Seven cryptographers would like to exchange presents with each other. They are geographically located in different places, so they can't use a traditional white elephant scheme (everyone brings a wrapped gift and puts it on a table, people then draw names and take turn picking a gift).

Can you figure out a cryptographically equivalent scheme?

Specifically, design a distributed algorithm where:

The algorithm results in every cryptographer knowing who they need to get a present for (they can tailor their presents) but not knowing who is getting them a present (there's a surprise factor).
Each cryptographer has a public/private key pair.
Each cryptographer knows the public key of the other six participants, as well as their address (so they can mail the presents).

             ___.-~"~-._   __....__
           .'    `    \ ~"~        ``-.
          /` _      )  `\              `\
         /`  a)    /     |               `\
        :`        /      |                 \
   <`-._|`  .-.  (      /   .            `;\\
    `-. `--'_.'-.;\___/'   .      .       | \\
 _     /:--`     |        /     /        .'  \\
("\   /`/        |       '     '         /    :`;
`\'\_/`/         .\     /`~`=-.:        /     ``
  `._.'          /`\    |      `\      /(
                /  /\   |        `Y   /  \
          jgs  /  /  \  |         |  /`\  \
              /  |   |  |         |  |  |  |
             /___|  /___|        /___|  /__|
             '"""   '"""         '"""  '"""
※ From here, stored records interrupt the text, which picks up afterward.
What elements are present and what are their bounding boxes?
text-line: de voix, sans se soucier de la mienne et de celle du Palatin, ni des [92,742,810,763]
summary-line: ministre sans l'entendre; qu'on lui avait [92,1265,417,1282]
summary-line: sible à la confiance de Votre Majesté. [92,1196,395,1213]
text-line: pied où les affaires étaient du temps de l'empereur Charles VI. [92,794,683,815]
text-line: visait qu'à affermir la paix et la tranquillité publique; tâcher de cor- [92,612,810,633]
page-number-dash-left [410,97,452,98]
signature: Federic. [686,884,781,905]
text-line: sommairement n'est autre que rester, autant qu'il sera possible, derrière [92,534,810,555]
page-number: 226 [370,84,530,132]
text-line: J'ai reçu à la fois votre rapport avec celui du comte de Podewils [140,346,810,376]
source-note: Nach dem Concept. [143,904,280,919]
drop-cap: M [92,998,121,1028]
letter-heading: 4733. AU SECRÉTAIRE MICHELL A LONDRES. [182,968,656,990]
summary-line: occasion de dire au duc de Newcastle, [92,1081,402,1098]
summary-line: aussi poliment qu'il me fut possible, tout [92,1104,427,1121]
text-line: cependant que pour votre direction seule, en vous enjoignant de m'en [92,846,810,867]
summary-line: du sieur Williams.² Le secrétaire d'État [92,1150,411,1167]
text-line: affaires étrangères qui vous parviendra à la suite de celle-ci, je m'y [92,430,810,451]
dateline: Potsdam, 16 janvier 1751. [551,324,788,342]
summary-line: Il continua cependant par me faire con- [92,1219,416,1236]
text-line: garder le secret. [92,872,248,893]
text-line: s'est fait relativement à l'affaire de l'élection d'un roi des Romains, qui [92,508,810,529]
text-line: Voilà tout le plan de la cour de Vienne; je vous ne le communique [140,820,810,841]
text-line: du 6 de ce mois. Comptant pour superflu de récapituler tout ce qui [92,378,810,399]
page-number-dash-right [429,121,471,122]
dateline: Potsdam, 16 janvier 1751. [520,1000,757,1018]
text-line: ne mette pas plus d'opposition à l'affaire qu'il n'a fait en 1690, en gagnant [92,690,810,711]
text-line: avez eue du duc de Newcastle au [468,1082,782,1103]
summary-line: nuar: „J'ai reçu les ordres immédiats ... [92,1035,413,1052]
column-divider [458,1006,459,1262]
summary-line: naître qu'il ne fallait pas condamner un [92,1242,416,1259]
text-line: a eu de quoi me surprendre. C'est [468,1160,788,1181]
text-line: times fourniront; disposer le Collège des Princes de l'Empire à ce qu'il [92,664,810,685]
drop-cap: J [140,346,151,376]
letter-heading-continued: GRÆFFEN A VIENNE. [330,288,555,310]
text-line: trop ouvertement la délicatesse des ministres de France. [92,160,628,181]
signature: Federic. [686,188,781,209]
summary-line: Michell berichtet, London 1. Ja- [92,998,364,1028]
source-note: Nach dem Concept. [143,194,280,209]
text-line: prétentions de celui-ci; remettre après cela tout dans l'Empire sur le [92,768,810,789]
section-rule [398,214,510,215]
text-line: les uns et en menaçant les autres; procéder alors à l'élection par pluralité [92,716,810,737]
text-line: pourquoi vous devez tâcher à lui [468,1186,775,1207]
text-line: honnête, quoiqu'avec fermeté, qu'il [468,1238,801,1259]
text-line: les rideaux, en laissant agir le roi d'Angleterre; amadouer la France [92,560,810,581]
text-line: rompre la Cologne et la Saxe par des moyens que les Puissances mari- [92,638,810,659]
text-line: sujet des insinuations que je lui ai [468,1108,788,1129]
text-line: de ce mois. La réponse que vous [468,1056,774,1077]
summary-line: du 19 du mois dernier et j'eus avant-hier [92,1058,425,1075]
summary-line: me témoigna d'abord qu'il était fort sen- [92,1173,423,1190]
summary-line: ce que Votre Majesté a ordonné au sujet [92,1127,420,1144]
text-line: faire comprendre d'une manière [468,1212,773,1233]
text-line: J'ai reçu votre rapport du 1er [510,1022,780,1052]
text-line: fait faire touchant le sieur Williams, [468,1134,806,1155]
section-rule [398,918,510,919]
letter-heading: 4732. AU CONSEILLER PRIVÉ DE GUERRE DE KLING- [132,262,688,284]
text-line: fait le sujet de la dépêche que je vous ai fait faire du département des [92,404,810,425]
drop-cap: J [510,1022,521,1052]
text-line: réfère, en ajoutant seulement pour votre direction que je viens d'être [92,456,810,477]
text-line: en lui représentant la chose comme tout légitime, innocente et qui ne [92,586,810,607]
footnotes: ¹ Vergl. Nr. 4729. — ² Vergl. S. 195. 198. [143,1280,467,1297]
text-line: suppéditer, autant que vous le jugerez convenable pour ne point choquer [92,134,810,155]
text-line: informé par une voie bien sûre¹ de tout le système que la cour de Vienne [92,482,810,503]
Happy holidays! I will post a solution here in a few weeks...

First solution

Every cryptographer starts with:
- priv_key (their private key)
- pub_key (their prublic key)
- pub_keys (the set of all the 7 cryptographer's keys)

And follows the following 5 steps:

1. Takes the set of public keys (including their own) and generate a token1:
   token1 = sort(pub_keys).join('-');

2. Joins an irc channel named #token1, using tor to hide their identity.

3. Creates a temporary private/public key pair (temp_priv_key, temp_pub_key) and
   publishes the public part:
   - 1st message:
     send(temp_pub_key)

   The crytographers then wait for everyone else to publish their temporary
   public key and stores the set (including their own) in temp_pub_keys.

4. Computes sorted_temp_pub_keys = sort(temp_pub_keys) and
   token2 = sorted_temo_pub_keys.join('-'). Signs and sends token2 with their
   public key. (It's a way of saying "I have participated in round 3" without
   revealing their identity):
   - 2nd message:
     send(sign(msg=token2, key=priv_key))

   The cryptographers then wait for everyone else to publish their second
   message and validates that everyone has signed the same token2.

5. Reveals their identify to the person whose temporary public key comes right
   after theirs in token2.

   To do this, they publish their identify and a proof that they own the
   temporary private key:
     m = [sign(msg=token1, key=priv_key), sign(msg=token1, key=temp_priv_key)]
     next_key = (sorted_temp_pub_keys.indexOf(temp_pub_key) + 1) % 7;
     send(encrypt(msg=m, key=sorted_temp_pub_keys[next_key]))

   The cryptographers will be able to decrypt one message each. They must
   validate that the two signatures are correct and match the expected
   temporary key.

   Only the identity of the person they need to send a gift to is revealed.

Note:
Some interesting attacks to think of include: what happens if an evil
participant submits multiple temporary keys at step 3? What happens if a
participant is able to split the network in two halves?

Another solution

Roman was kind enough to share his solution. His initial approach was somewhat different, with a restart process. However, what happens if an evil participant doesn't send the restart signal?

distRandom() {
  x = random();
  sendToAll(md5(x));
  // send to friends x, later on if they want to verify that you did not cheat.
  return sum(getRandomsFromOther())+x;
}
iter = 0;
x=distrRandom()%7;
sendToPerson(x, "iter => +1 present for you");
if (receiveMoreThenOne()) {
  sendToAll("restart iter+1");
}
if (noRestart()) {
  givePresent(x);
}

His initial approach left out how to map 'x' to an address, he followed up with:

SendToAll(random(), secretPublicKey())
SortListByRandom()
SendToNextAfterMe(nextSecretKey, "I am x, send me gift")